State endorsement of genocide was only thinly veiled. In 1851, California Gov. Peter Burnett declared that “a war of extermination will continue to be waged … until the Indian race becomes extinct.” In 1852, U.S. Sen. John Weller — who became California’s governor in 1858 — went further. He told his colleagues in the Senate that California Indians “will be exterminated before the onward march of the white man,” arguing that “the interest of the white man demands their extinction.”
Beyond premeditated, systematic killings of California Indians, other acts of genocide proliferated too. Many rapes and beatings occurred, and these meet the U.N. Genocide Convention’s definition of “causing serious bodily harm” to victims on the basis of their group identity and with the intent to destroy the group. The sustained military and civilian policy of demolishing California Indian villages and their food stores while driving Indians into inhospitable mountain regions amounted to “deliberately inflicting on the group conditions of life calculated to bring about its physical destruction in whole or in part.” Because malnutrition and exposure predictably lowered the birthrate, some state and federal decision-makers also appear guilty of “imposing measures intended to prevent births within the group.”
Finally, the state of California, slave raiders and federal officials were all involved in “forcibly transferring children of the group to another group.” Thousands of California Indian children suffered such forced transfers. By breaking up families and communities, forced removals constituted “imposing measures intended to prevent births within the group.” In effect, the state legalized abduction and enslavement of Indian minors; slavers exploited indenture laws and federal officials prevented U.S. Army intervention to protect the victims.
The issue of genocide in California poses explosive political, economic and educational questions for the state, California’s tribes and individual California Indians. It is up to them — not academics like me — to determine the best way forward.
Will state officials tender public apologies, as Presidents Ronald Reagan and George H.W. Bush did in the 1980s for the relocation and internment of some 120,000 Japanese Americans during World War II? Should state officials offer compensation, along the lines of the more than $1.6 billion Congress paid to 82,210 of these Japanese Americans and their heirs? Might California officials decrease or altogether eliminate their cut of California Indians’ annual gaming revenues ($7.3 billion in 2014) as a way of paying reparations? Should the state return control to California Indian communities of state lands where genocidal events took place? Should the state stop commemorating the supporters and perpetrators of this genocide, including Burnett, Kit Carson and John C. Frémont? Will the genocide against California Indians join the Armenian genocide and the Holocaust in public school curricula and public discourse?

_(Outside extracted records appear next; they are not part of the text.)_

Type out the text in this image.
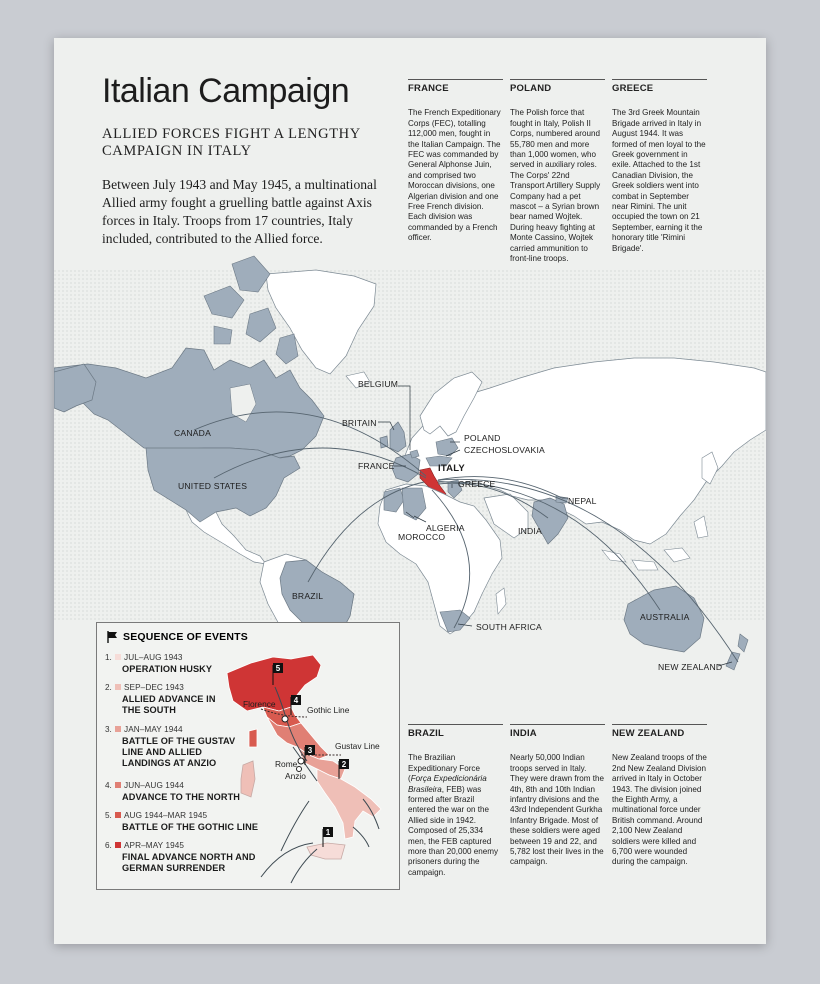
Italian Campaign
ALLIED FORCES FIGHT A LENGTHY CAMPAIGN IN ITALY
Between July 1943 and May 1945, a multinational Allied army fought a gruelling battle against Axis forces in Italy. Troops from 17 countries, Italy included, contributed to the Allied force.
FRANCE
The French Expeditionary Corps (FEC), totalling 112,000 men, fought in the Italian Campaign. The FEC was commanded by General Alphonse Juin, and comprised two Moroccan divisions, one Algerian division and one Free French division. Each division was commanded by a French officer.
POLAND
The Polish force that fought in Italy, Polish II Corps, numbered around 55,780 men and more than 1,000 women, who served in auxiliary roles. The Corps' 22nd Transport Artillery Supply Company had a pet mascot – a Syrian brown bear named Wojtek. During heavy fighting at Monte Cassino, Wojtek carried ammunition to front-line troops.
GREECE
The 3rd Greek Mountain Brigade arrived in Italy in August 1944. It was formed of men loyal to the Greek government in exile. Attached to the 1st Canadian Division, the Greek soldiers went into combat in September near Rimini. The unit occupied the town on 21 September, earning it the honorary title 'Rimini Brigade'.
BRAZIL
The Brazilian Expeditionary Force (Força Expedicionária Brasileira, FEB) was formed after Brazil entered the war on the Allied side in 1942. Composed of 25,334 men, the FEB captured more than 20,000 enemy prisoners during the campaign.
INDIA
Nearly 50,000 Indian troops served in Italy. They were drawn from the 4th, 8th and 10th Indian infantry divisions and the 43rd Independent Gurkha Infantry Brigade. Most of these soldiers were aged between 19 and 22, and 5,782 lost their lives in the campaign.
NEW ZEALAND
New Zealand troops of the 2nd New Zealand Division arrived in Italy in October 1943. The division joined the Eighth Army, a multinational force under British command. Around 2,100 New Zealand soldiers were killed and 6,700 were wounded during the campaign.
CANADA
UNITED STATES
BRAZIL
BELGIUM
BRITAIN
FRANCE	ITALY
POLAND
CZECHOSLOVAKIA
GREECE
ALGERIA
MOROCCO
NEPAL
INDIA
SOUTH AFRICA
AUSTRALIA
NEW ZEALAND
SEQUENCE OF EVENTS
1. JUL–AUG 1943
OPERATION HUSKY
2. SEP–DEC 1943
ALLIED ADVANCE IN THE SOUTH
3. JAN–MAY 1944
BATTLE OF THE GUSTAV LINE AND ALLIED LANDINGS AT ANZIO
4. JUN–AUG 1944
ADVANCE TO THE NORTH
5. AUG 1944–MAR 1945
BATTLE OF THE GOTHIC LINE
6. APR–MAY 1945
FINAL ADVANCE NORTH AND GERMAN SURRENDER
5
4
3
2
1
Florence
Gothic Line
Gustav Line
Rome
Anzio
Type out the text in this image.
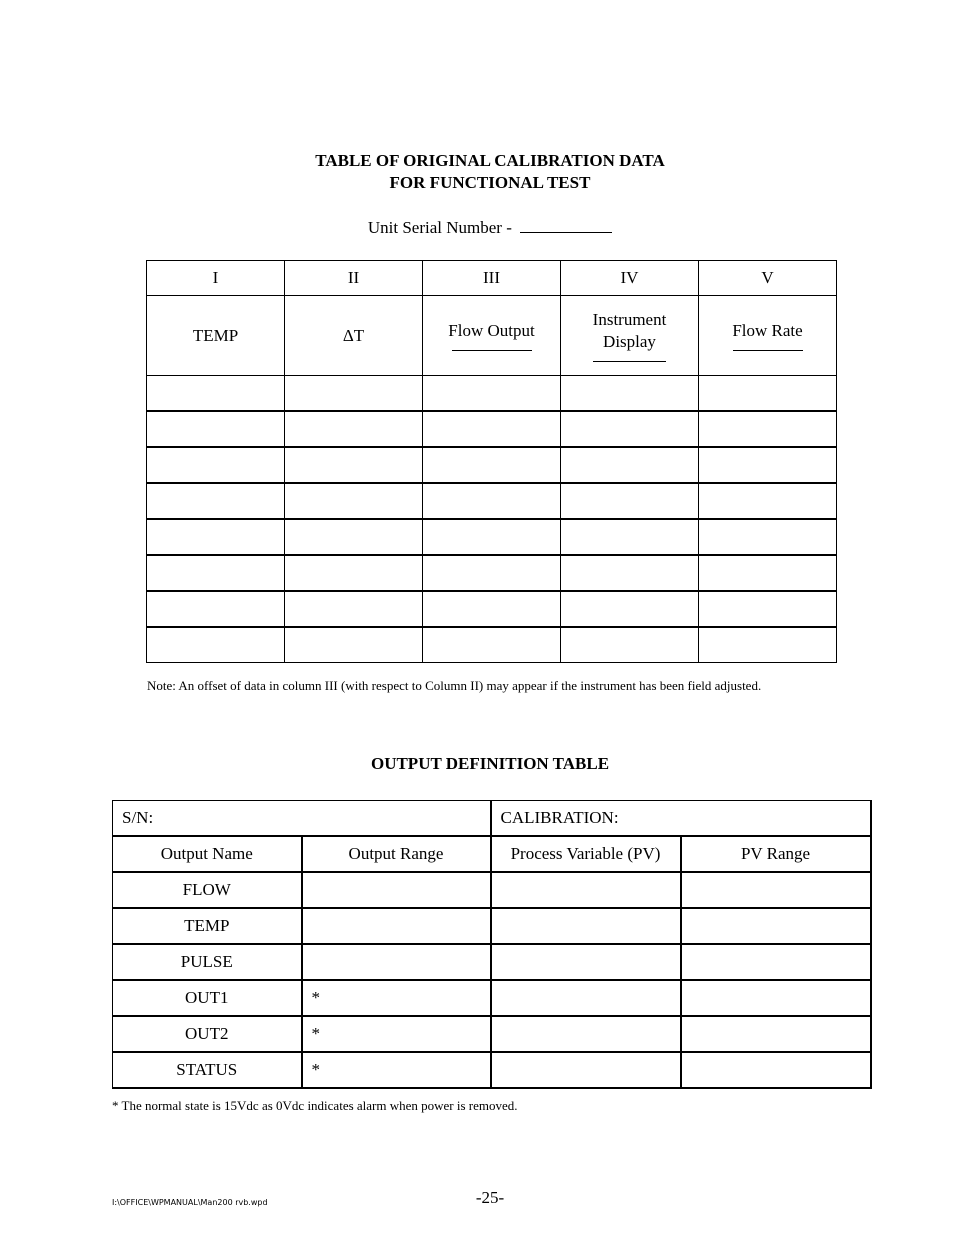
TABLE OF ORIGINAL CALIBRATION DATA
FOR FUNCTIONAL TEST
Unit Serial Number -
I	II	III	IV	V

TEMP	ΔT	Flow Output	Instrument Display	Flow Rate

Note: An offset of data in column III (with respect to Column II) may appear if the instrument has been field adjusted.
OUTPUT DEFINITION TABLE
S/N:		CALIBRATION:	
Output Name	Output Range	Process Variable (PV)	PV Range
FLOW			
TEMP			
PULSE			
OUT1	*		
OUT2	*		
STATUS	*		
* The normal state is 15Vdc as 0Vdc indicates alarm when power is removed.
-25-
I:\OFFICE\WPMANUAL\Man200 rvb.wpd
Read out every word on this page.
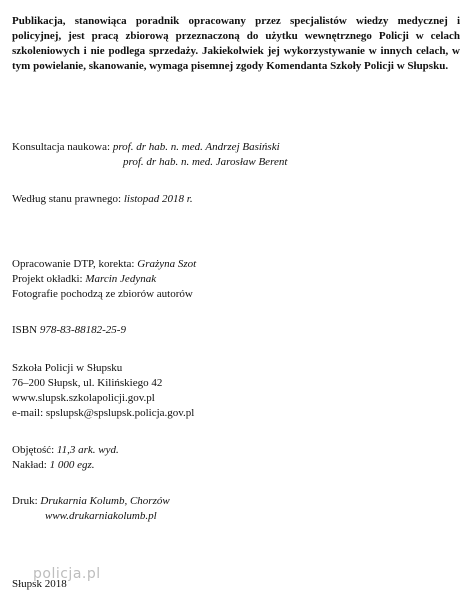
Publikacja, stanowiąca poradnik opracowany przez specjalistów wiedzy medycznej i policyjnej, jest pracą zbiorową przeznaczoną do użytku wewnętrznego Policji w celach szkoleniowych i nie podlega sprzedaży. Jakiekolwiek jej wykorzystywanie w innych celach, w tym powielanie, skanowanie, wymaga pisemnej zgody Komendanta Szkoły Policji w Słupsku.

Konsultacja naukowa: prof. dr hab. n. med. Andrzej Basiński
prof. dr hab. n. med. Jarosław Berent
Według stanu prawnego: listopad 2018 r.
Opracowanie DTP, korekta: Grażyna Szot
Projekt okładki: Marcin Jedynak
Fotografie pochodzą ze zbiorów autorów
ISBN 978-83-88182-25-9
Szkoła Policji w Słupsku
76–200 Słupsk, ul. Kilińskiego 42
www.slupsk.szkolapolicji.gov.pl
e-mail: spslupsk@spslupsk.policja.gov.pl
Objętość: 11,3 ark. wyd.
Nakład: 1 000 egz.
Druk: Drukarnia Kolumb, Chorzów
www.drukarniakolumb.pl
Słupsk 2018
policja.pl
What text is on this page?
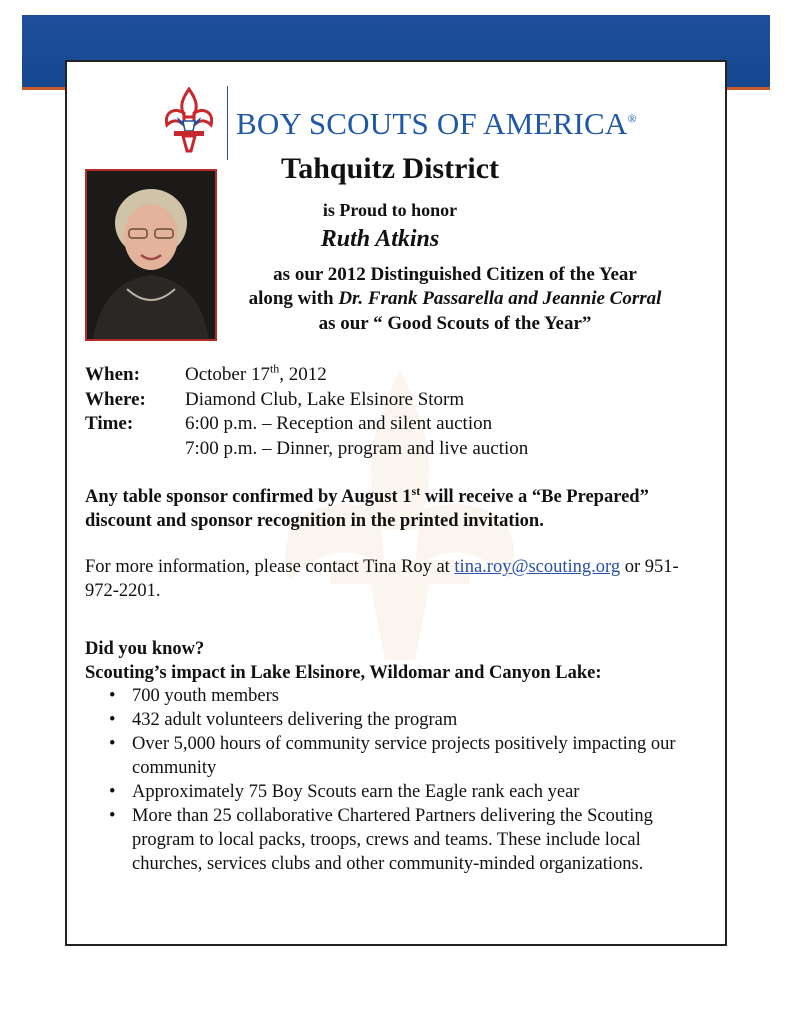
BOY SCOUTS OF AMERICA®
Tahquitz District
is Proud to honor
Ruth Atkins
as our 2012 Distinguished Citizen of the Year
along with Dr. Frank Passarella and Jeannie Corral
as our “ Good Scouts of the Year”
When:	October 17th, 2012
Where:	Diamond Club, Lake Elsinore Storm
Time:	6:00 p.m. – Reception and silent auction
7:00 p.m. – Dinner, program and live auction
Any table sponsor confirmed by August 1st will receive a “Be Prepared” discount and sponsor recognition in the printed invitation.
For more information, please contact Tina Roy at tina.roy@scouting.org or 951-972-2201.
Did you know?
Scouting’s impact in Lake Elsinore, Wildomar and Canyon Lake:
• 700 youth members
• 432 adult volunteers delivering the program
• Over 5,000 hours of community service projects positively impacting our community
• Approximately 75 Boy Scouts earn the Eagle rank each year
• More than 25 collaborative Chartered Partners delivering the Scouting program to local packs, troops, crews and teams. These include local churches, services clubs and other community-minded organizations.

These are crucial questions. What’s beyond doubt is that the state and the federal government should acknowledge the genocide that took place in California.
Decency demands that even long after the deaths of the victims, we preserve the truth of what befell them, so that their memory can be honored and the repetition of similar crimes deterred. Justice demands that even long after the perpetrators have vanished, we document the crimes that they and their advocates have too often concealed or denied. Finally, historical veracity demands that we acknowledge this state-sponsored catastrophe in all its varied aspects and causes, in order to better understand formative events in both California Indian and California state history.
Benjamin Madley is assistant professor of history at UCLA and the author of “An American Genocide: The United States and the California Indian Catastrophe, 1846-1873.”